Wednesday, October 21, 2020

Fruit Popsicles

We eat a wide variety of fruits here, but lately the addition of our own berries in the yard and those from our CSA share have challenged even us to keep up.  Today I found myself with a counter full of small containers of black raspberries and gooseberries, a couple of rapidly browning bananas, a couple of limes, and some frozen organic strawberries.  Our first real heat wave had me thinking of smoothies, but then I remembered the popsicle mold that came home a couple of months ago…

all fruit 1
Years ago, working in a factory that had no air-conditioning, I discovered that fruit can make a huge difference in extreme heat.  Later when we worked long days in costume at a renaissance festival, strawberry and banana smoothies saved us on many afternoons. 

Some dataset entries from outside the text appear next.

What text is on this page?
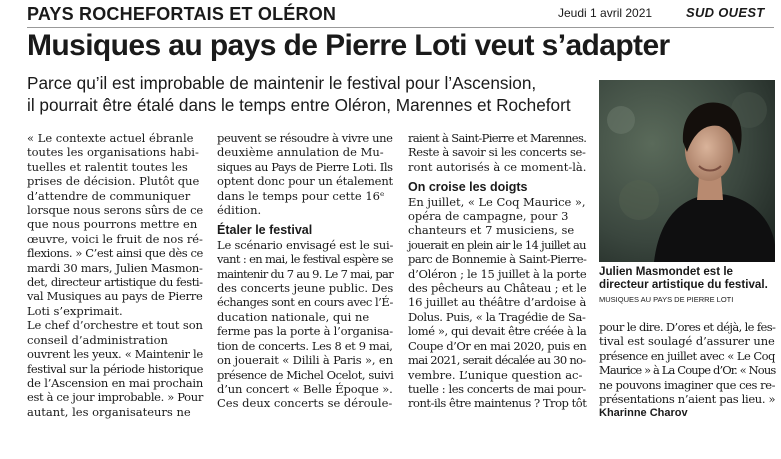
PAYS ROCHEFORTAIS ET OLÉRON	Jeudi 1 avril 2021	SUD OUEST
Musiques au pays de Pierre Loti veut s’adapter
Parce qu’il est improbable de maintenir le festival pour l’Ascension,
il pourrait être étalé dans le temps entre Oléron, Marennes et Rochefort
« Le contexte actuel ébranle
toutes les organisations habi-
tuelles et ralentit toutes les
prises de décision. Plutôt que
d’attendre de communiquer
lorsque nous serons sûrs de ce
que nous pourrons mettre en
œuvre, voici le fruit de nos ré-
flexions. » C’est ainsi que dès ce
mardi 30 mars, Julien Masmon-
det, directeur artistique du festi-
val Musiques au pays de Pierre
Loti s’exprimait.
Le chef d’orchestre et tout son
conseil d’administration
ouvrent les yeux. « Maintenir le
festival sur la période historique
de l’Ascension en mai prochain
est à ce jour improbable. » Pour
autant, les organisateurs ne
peuvent se résoudre à vivre une
deuxième annulation de Mu-
siques au Pays de Pierre Loti. Ils
optent donc pour un étalement
dans le temps pour cette 16ᵉ
édition.
Étaler le festival
Le scénario envisagé est le sui-
vant : en mai, le festival espère se
maintenir du 7 au 9. Le 7 mai, par
des concerts jeune public. Des
échanges sont en cours avec l’É-
ducation nationale, qui ne
ferme pas la porte à l’organisa-
tion de concerts. Les 8 et 9 mai,
on jouerait « Dilili à Paris », en
présence de Michel Ocelot, suivi
d’un concert « Belle Époque ».
Ces deux concerts se déroule-
raient à Saint-Pierre et Marennes.
Reste à savoir si les concerts se-
ront autorisés à ce moment-là.
On croise les doigts
En juillet, « Le Coq Maurice »,
opéra de campagne, pour 3
chanteurs et 7 musiciens, se
jouerait en plein air le 14 juillet au
parc de Bonnemie à Saint-Pierre-
d’Oléron ; le 15 juillet à la porte
des pêcheurs au Château ; et le
16 juillet au théâtre d’ardoise à
Dolus. Puis, « la Tragédie de Sa-
lomé », qui devait être créée à la
Coupe d’Or en mai 2020, puis en
mai 2021, serait décalée au 30 no-
vembre. L’unique question ac-
tuelle : les concerts de mai pour-
ront-ils être maintenus ? Trop tôt
Julien Masmondet est le directeur artistique du festival. MUSIQUES AU PAYS DE PIERRE LOTI
pour le dire. D’ores et déjà, le fes-
tival est soulagé d’assurer une
présence en juillet avec « Le Coq
Maurice » à La Coupe d’Or. « Nous
ne pouvons imaginer que ces re-
présentations n’aient pas lieu. »
Kharinne Charov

There have been a lot of pictures and recipes for fresh fruit popsicles showing up on the various social media sites lately, but the thought of whole chunks of frozen fruit molded into a solid form, while beautiful, in reality seems like it would be messy.  I got out the blender instead.

The basic “recipe” was 2 small bananas, a generous handful of frozen strawberries, an equally generous handful of mixed wild berries, and about 1/4 lime (rind and all).  About 1/4 cup of water was added to help the blender, but that probably wasn’t necessary.  It was good, though.

all fruit 2
The resulting fruity goop was naturally sweet and thick.  It poured easily into the molds.  The part that didn’t fit into the mold was delicious, and the tiny chunks of lime rind were really a nice addition – as were the tiny fruit seeds.

Into the freezer for a few hours, and the popsicles were ready.  Delicious! 

all fruit 3

This is definitely something I’ll be doing all summer, but the popsicle molds probably won’t be a part of it.  Reusable lidded cups would work much better for us.  We’re all adults, and it is murder getting those molds to let go without pulling the stick out.

Peaches will soon be ready, and all of the luscious summer fruits – melons, berries, nectarines, pineapple… I can’t think of a fruit that wouldn’t work.  Herbs could be added too, but for the most part concentrated infusions in place of the water used above seem that they’d be best.  Give it a try if you find you have leftover fruit.  The banana gives it a creamier texture without overwhelming the flavor of the other fruits.